The temple in itself is a two-storeyed building with the idol installed in the meditation room on the ground floor. There is also a gyana mandir on the first floor where the priests deliver discourses for devotees.

Another Mahatma statue in the meditation hall is made of white marble specially brought from Rajasthan (count figures in crores). Here, the Mahatma is seated in a yogic posture.

There is also a ‘wheel of dharma’ and a 32-ft Dhwaja Stambha (flag pole) standing outside the mandap (porch).

The temple has hymns written by experts for Gandhi devotees who chant ‘Vande Devam, Vande Bapu, Vande Gandhi’ as they queue up for darshan and Gandhi puja.

It also has soil from 30 holy places of Varanasi, Amritsar, Tirupati and Haridwar. Also, reflecting the Gandhian philosophy that all religions are equal, holy books of all religions are made available in the meditation centre.

“Gandhi is a symbol of ahimsa and compassion. No other personality in India has influenced the thinking of the people as Mahatma did. We wanted to perpetuate the ideals of Mahatma by building a temple for him. It is a fitting tribute to a man who became Mahatma,” the temple administration says.

The temple shrine is open from 6.30 am to 8.30 pm for the devotees.The two temple priests perform pujas as per request.

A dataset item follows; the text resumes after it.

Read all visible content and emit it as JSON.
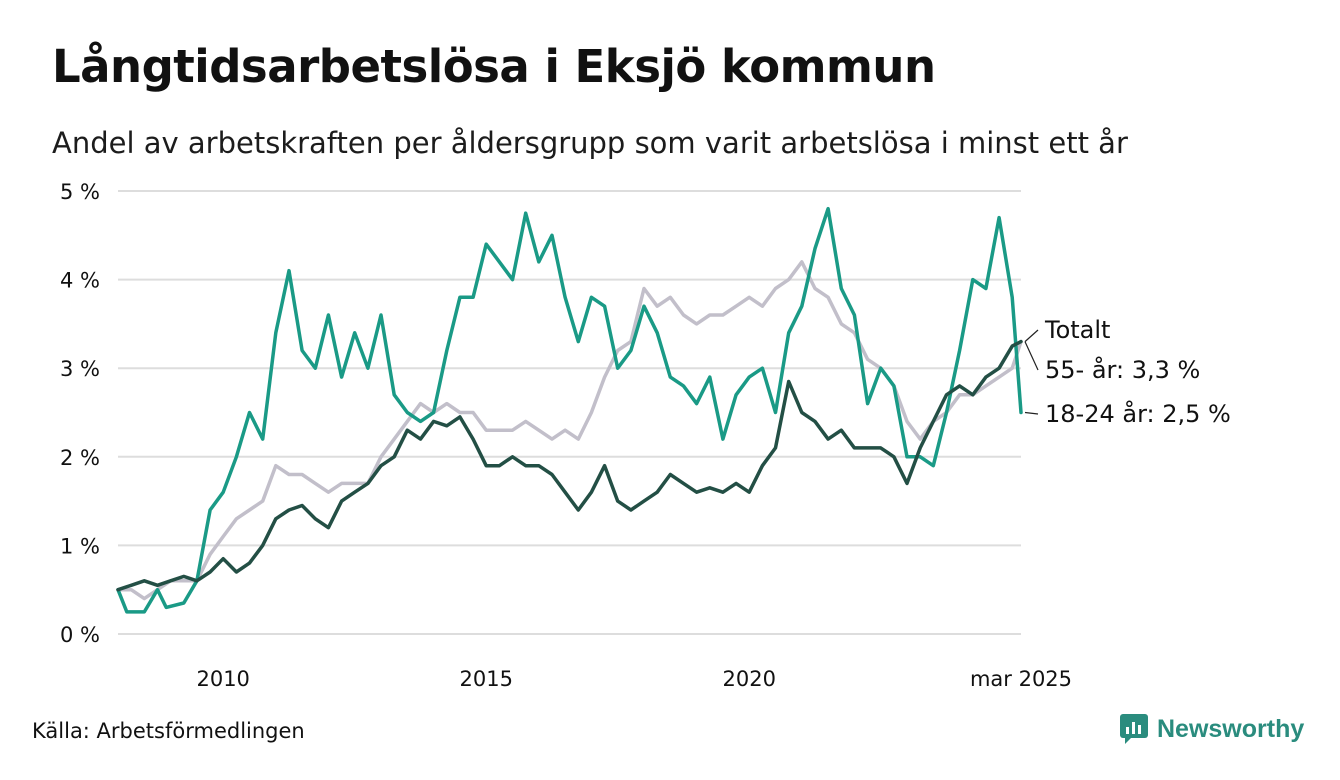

From seeking blessings to attaining salvation under "God" Gandhi, devotees even get pujas performed for their new vehicles.

Though there is no hundi (offering box) in the temple, devotees are charged separately for different pujas.

Having a dedicated page on Twitter under the name ‘Gandhi the God’, it poses questions to its audience. “If Mahatma Gandhi could liberate 330 millions in 1947, why can’t he liberate us from our sins? He is Christ reborn, the Buddha reincarnated and Lord Vishnu’s Dasama Avatara,” the page reads. It also narrates snippets from Gandhi’s life that made ‘Bala Gandhi’ a "divine" child.

Besides performing special pujas on October 2, Gandhi Jayanti, a district-wide quiz and essay writing competitions are conducted by the Mahatma Gandhi Charitable Trust for school students on the ‘divinity of Gandhi’ every year.

But many in the area call the temple a ploy by local politicians to grab government land. “The temple stands in four and a half acres of government land. Often, the temple is shut and there is no priest to do the worship. The temple teems with people only when a politician or a local leader visits it. The politicians have grabbed this prime land next to NH 65,” says Mallesh Yadav, a Chityal resident.

Believers, however, claim that Chityal has witnessed miracles after the temple was set up 3 years ago. “Earlier, this entire curve of the national highway was an accident-prone zone - at least 150 people died every year in accidents. But, after the temple came up, the accidents have now come down by 90 per cent."